Primitive endoderm differentiation: from specification to epithelium formation

Abstract

In amniotes, primitive endoderm (PrE) plays important roles not only for nutrient support but also as an inductive tissue required for embryo patterning. PrE is an epithelial monolayer that is visible shortly before embryo implantation and is one of the first three cell lineages produced by the embryo. We review here the molecular mechanisms that have been uncovered during the past 10 years on PrE and epiblast cell lineage specification within the inner cell mass of the blastocyst and on their subsequent steps of differentiation.

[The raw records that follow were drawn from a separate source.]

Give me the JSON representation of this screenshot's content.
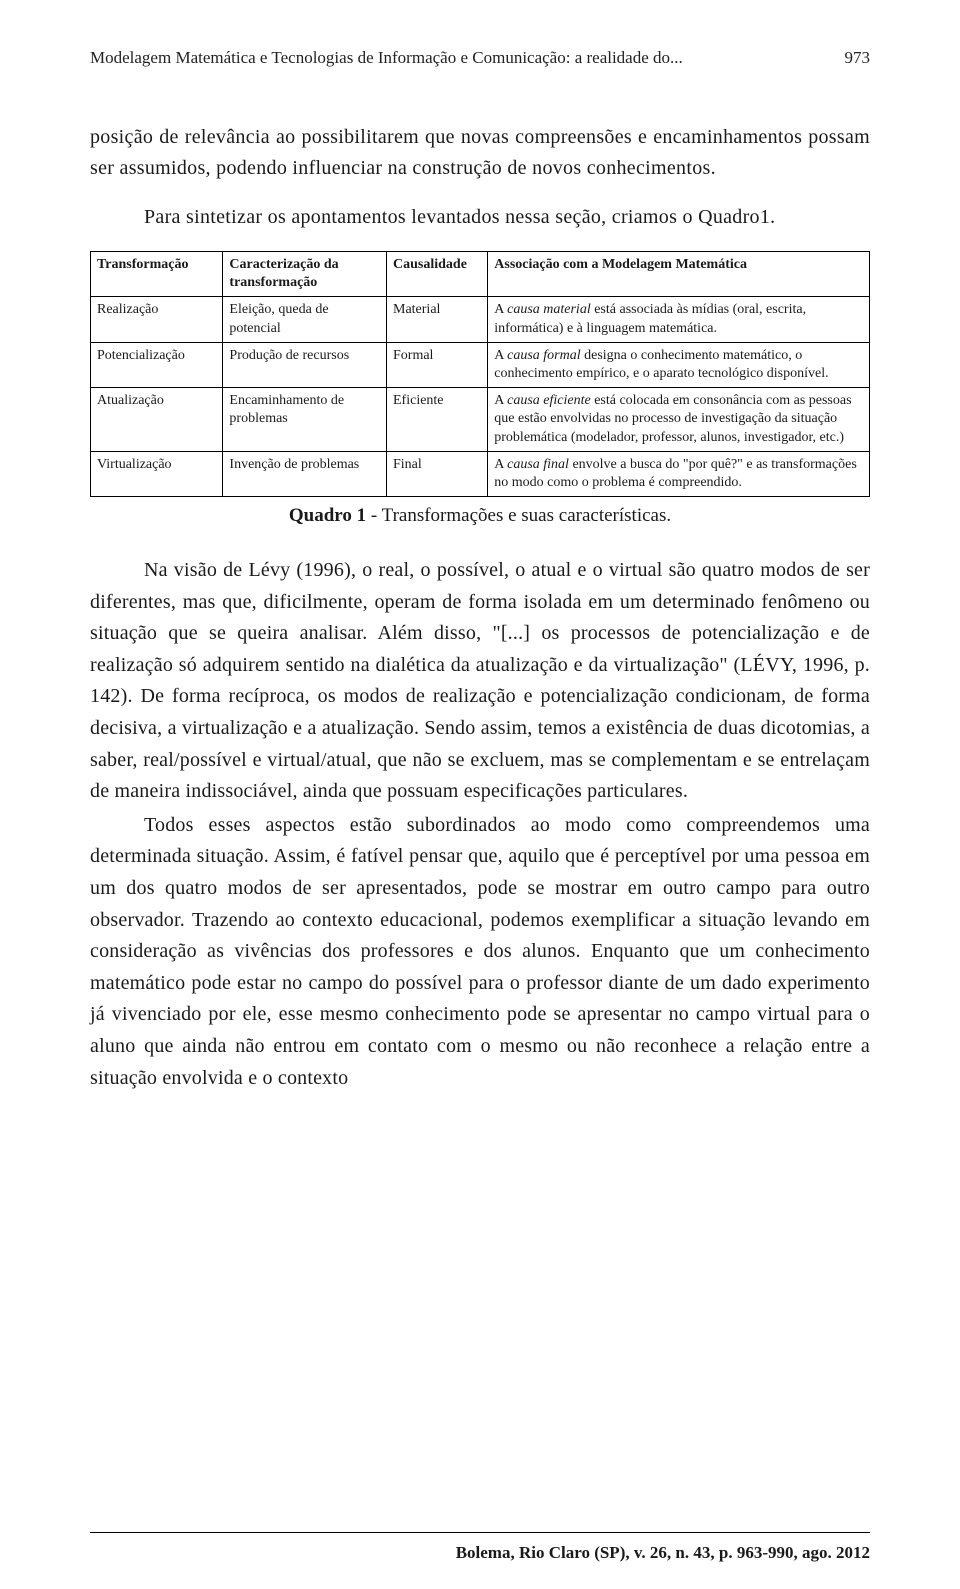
{
  "header": {
    "running_title": "Modelagem Matemática e Tecnologias de Informação e Comunicação: a realidade do...",
    "page_number": "973"
  },
  "intro": {
    "p1a": "posição de relevância ao possibilitarem que novas compreensões e encaminhamentos possam ser assumidos, podendo influenciar na construção de novos conhecimentos.",
    "p1b": "Para sintetizar os apontamentos levantados nessa seção, criamos o Quadro1."
  },
  "table": {
    "headers": [
      "Transformação",
      "Caracterização da transformação",
      "Causalidade",
      "Associação com a Modelagem Matemática"
    ],
    "rows": [
      {
        "c0": "Realização",
        "c1": "Eleição, queda de potencial",
        "c2": "Material",
        "c3_pre": "A ",
        "c3_em": "causa material",
        "c3_post": " está associada às mídias (oral, escrita, informática) e à linguagem matemática."
      },
      {
        "c0": "Potencialização",
        "c1": "Produção de recursos",
        "c2": "Formal",
        "c3_pre": "A ",
        "c3_em": "causa formal",
        "c3_post": " designa o conhecimento matemático, o conhecimento empírico, e o aparato tecnológico disponível."
      },
      {
        "c0": "Atualização",
        "c1": "Encaminhamento de problemas",
        "c2": "Eficiente",
        "c3_pre": "A ",
        "c3_em": "causa eficiente",
        "c3_post": " está colocada em consonância com as pessoas que estão envolvidas no processo de investigação da situação problemática (modelador, professor, alunos, investigador, etc.)"
      },
      {
        "c0": "Virtualização",
        "c1": "Invenção de problemas",
        "c2": "Final",
        "c3_pre": "A ",
        "c3_em": "causa final",
        "c3_post": " envolve a busca do \"por quê?\" e as transformações no modo como o problema é compreendido."
      }
    ],
    "caption_bold": "Quadro 1",
    "caption_rest": " - Transformações e suas características."
  },
  "body": {
    "p1": "Na visão de Lévy (1996), o real, o possível, o atual e o virtual são quatro modos de ser diferentes, mas que, dificilmente, operam de forma isolada em um determinado fenômeno ou situação que se queira analisar. Além disso, \"[...] os processos de potencialização e de realização só adquirem sentido na dialética da atualização e da virtualização\" (LÉVY, 1996, p. 142). De forma recíproca, os modos de realização e potencialização condicionam, de forma decisiva, a virtualização e a atualização. Sendo assim, temos a existência de duas dicotomias, a saber, real/possível e virtual/atual, que não se excluem, mas se complementam e se entrelaçam de maneira indissociável, ainda que possuam especificações particulares.",
    "p2": "Todos esses aspectos estão subordinados ao modo como compreendemos uma determinada situação. Assim, é fatível pensar que, aquilo que é perceptível por uma pessoa em um dos quatro modos de ser apresentados, pode se mostrar em outro campo para outro observador. Trazendo ao contexto educacional, podemos exemplificar a situação levando em consideração as vivências dos professores e dos alunos. Enquanto que um conhecimento matemático pode estar no campo do possível para o professor diante de um dado experimento já vivenciado por ele, esse mesmo conhecimento pode se apresentar no campo virtual para o aluno que ainda não entrou em contato com o mesmo ou não reconhece a relação entre a situação envolvida e o contexto"
  },
  "footer": {
    "citation": "Bolema, Rio Claro (SP), v. 26, n. 43, p. 963-990, ago. 2012"
  },
  "col_widths": [
    "17%",
    "21%",
    "13%",
    "49%"
  ]
}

Keywords: blastocyst; cell differentiation; cell polarization; cell sorting; epithelium; lineage specification.

Figure 1.

Schematic of cell lineages differentiation during mouse preimplantation. After fertilization, the embryo reaches the 8-cell stage and undergoes compaction. During the next two rounds of division, cells divide either symmetrically (purple arrow and cell) or asymmetrically (brown arrow and cell) to give rise to two outer cells or to one outer cell and one inner cell, respectively. Cells can also be internalized. From E3.0 to E3.25 inner cells start to adopt Epi or PrE signatures. At E3.75, a high majority of cells have specified into Epi or PrE. At E4.0, Epi and PrE cells have sorted to form two distinct tissues and have lost their plasticity. By E4.75, PrE cells have formed an epithelium and started to produce parietal endoderm cells that migrate along the trophectoderm. ExE, extraembryonic ectoderm (trophectoderm derivative); PE, parietal endoderm; TE, trophectoderm.

Figure 2.

Proposed models for the initiation of the salt and pepper pattern. (a) Stochasticity. Before E3.25, inner cells express some Epi and PrE markers randomly. From E3.25, cells progressively acquire either an Epi or a PrE signature, owing to cell-to-cell stochastic expression reinforced by cell interactions. By E3.75, the two lineages are distinct [23]. (b) Nanog expression gain through pErk decrease. Cells express high levels of active Erk at the two cells stage, owing to high levels of FGF4. The transcription of Fgf4 diminishes subsequently. From the 8-cell stage, Nanog and Gata6 are coexpressed in all the cells. Around E3.0–E3.25, the FGF4 protein levels are heterogeneous leading to a lower Erk activity in some cells. As a consequence, these cells promote Nanog expression, which in turn re-induces FGF4 expression at high levels. The neighbouring cells receive the FGF4 message and differentiate into PrE. The specification of the two lineages is asynchronous and leads to a progressive cell-to-cell identity acquisition [20]. (c) Inherent differences between In1 and In2 cells. At the 32-cell stage (E3.0), In2 cells inherit FGF2 from their mothers. As a consequence, In2 cells preferentially become PrE cells, whereas In1 cells favour an Epi identity [52]. In1 cells could acquire an Epi identity as soon as they are internalized or later, as a default state. (d) Inside cell accumulation. Inner cells (In1 and In2) produce FGF4. The accumulation of FGF4-expressing cells leads to high concentration of secreted FGF4 that is sufficient to induce PrE differentiation in some cells [53]. Epi identity could be acquired as an induced or default state.